The Karnataka High Court has been informed by the Central government that X Corp. (formerly Twitter) does not possess the entitlement to access review committee orders. These orders affirmed the government's action to block content on the microblogging platform during the period of 2021-22.
The Central Government made this submission in a statement of objections filed in response to an interlocutory application (IA) by X Corp. The IA from X Corp requested access to the review committee orders.
A division bench of the High Court is scheduled to decide on a case brought forth by X Corp, challenging the Central government's directives to block specific tweets during 2021-22, a decision upheld by a review committee. Earlier this year, X Corp contended that without access to the review committee's orders, it would be unable to effectively contest the decision to block content on its platform. Consequently, X Corp has petitioned for access to the Review Committee's orders.
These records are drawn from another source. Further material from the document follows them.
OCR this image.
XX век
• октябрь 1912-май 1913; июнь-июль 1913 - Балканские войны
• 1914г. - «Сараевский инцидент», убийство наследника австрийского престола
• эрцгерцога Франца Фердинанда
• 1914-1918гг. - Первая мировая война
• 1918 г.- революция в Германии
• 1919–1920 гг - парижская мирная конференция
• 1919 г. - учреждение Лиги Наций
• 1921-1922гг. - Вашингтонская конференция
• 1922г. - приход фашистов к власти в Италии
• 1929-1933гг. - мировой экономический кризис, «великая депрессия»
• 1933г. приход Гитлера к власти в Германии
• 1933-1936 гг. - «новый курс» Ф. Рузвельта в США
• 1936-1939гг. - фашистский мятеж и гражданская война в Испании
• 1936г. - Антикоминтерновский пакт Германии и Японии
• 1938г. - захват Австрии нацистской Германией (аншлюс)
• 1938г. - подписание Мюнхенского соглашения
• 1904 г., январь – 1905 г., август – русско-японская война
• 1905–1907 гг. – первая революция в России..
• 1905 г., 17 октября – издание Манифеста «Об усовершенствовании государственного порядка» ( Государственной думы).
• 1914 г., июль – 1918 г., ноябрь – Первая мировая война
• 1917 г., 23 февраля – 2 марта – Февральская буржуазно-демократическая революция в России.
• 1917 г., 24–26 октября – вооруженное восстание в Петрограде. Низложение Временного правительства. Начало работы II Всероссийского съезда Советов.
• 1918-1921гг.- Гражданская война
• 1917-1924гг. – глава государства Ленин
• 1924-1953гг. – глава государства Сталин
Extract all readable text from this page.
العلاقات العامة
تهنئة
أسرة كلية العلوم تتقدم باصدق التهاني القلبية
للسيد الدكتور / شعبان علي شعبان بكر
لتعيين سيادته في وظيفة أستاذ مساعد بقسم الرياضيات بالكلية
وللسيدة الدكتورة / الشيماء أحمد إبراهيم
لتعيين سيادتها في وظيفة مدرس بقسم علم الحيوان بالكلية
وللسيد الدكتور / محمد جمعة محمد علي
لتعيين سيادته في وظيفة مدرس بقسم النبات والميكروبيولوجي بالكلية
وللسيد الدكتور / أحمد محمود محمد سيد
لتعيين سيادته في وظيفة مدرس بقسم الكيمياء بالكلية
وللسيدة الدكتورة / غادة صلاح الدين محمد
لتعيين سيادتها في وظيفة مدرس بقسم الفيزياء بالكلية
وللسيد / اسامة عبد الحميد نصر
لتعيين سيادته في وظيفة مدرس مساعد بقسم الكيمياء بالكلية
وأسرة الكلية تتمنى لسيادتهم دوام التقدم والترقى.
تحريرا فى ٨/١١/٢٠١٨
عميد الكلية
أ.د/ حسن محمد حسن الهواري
The social media giant additionally raised a concern regarding the Review Committee's compliance with the Information Technology (Intermediary Guidelines and Digital Media Ethics Code) Rules (IT Rules), asserting that the Committee had purportedly never convened as mandated.
In its statement of objections, the Central government has refuted the claim by asserting that the committee did convene to review the blocking orders against X (Twitter, as it was known then). However, the government has raised doubts about the admissibility of the interlocutory application (IA) filed by X Corp. The Central government argued that since X Corp is only an intermediary and not the originator or creator of the blocked content, it does not possess any entitlement to access Review Committee orders whatsoever.
The Central government emphasized that the review of decisions to block internet content under Section 69A of the Information Technology Act acts as a safeguard against arbitrary exercise of power. However, according to the government, only the creators of the accounts or tweets are entitled to invoke this safeguard. Additionally, the government asserted that the review process under Rule 14 of the IT Rules constitutes an internal and independent safeguard mechanism. The government contended that there is no obligation to hear any party before issuing the review orders.
Previously, in June 2023, a single judge of the High Court dismissed X Corp's challenge (writ petition) against the Central government's blocking orders, imposing a penalty of ₹50 lakhs as costs. It was in response to this ruling that X Corp filed an appeal (a writ appeal) before the High Court's division bench. In its statement of objections, the Central government highlighted that the single judge had examined the blocking orders and was content with their accuracy.
The government further added that the ruling of the single judge still holds authority over X Corp because the decision to uphold the blocking orders has not been suspended or overturned.
The government also emphasized that in the initial writ petition, X Corp. solely contested the blocking of 39 URLs. However, in its interlocutory application (IA), X Corp is now disputing 1,096 blocking directives. The government has contested this expansion, labeling it as an effort to broaden the scope of X Corp's challenge.
X Corp's writ appeal is scheduled to be heard next by the High Court's division bench in March.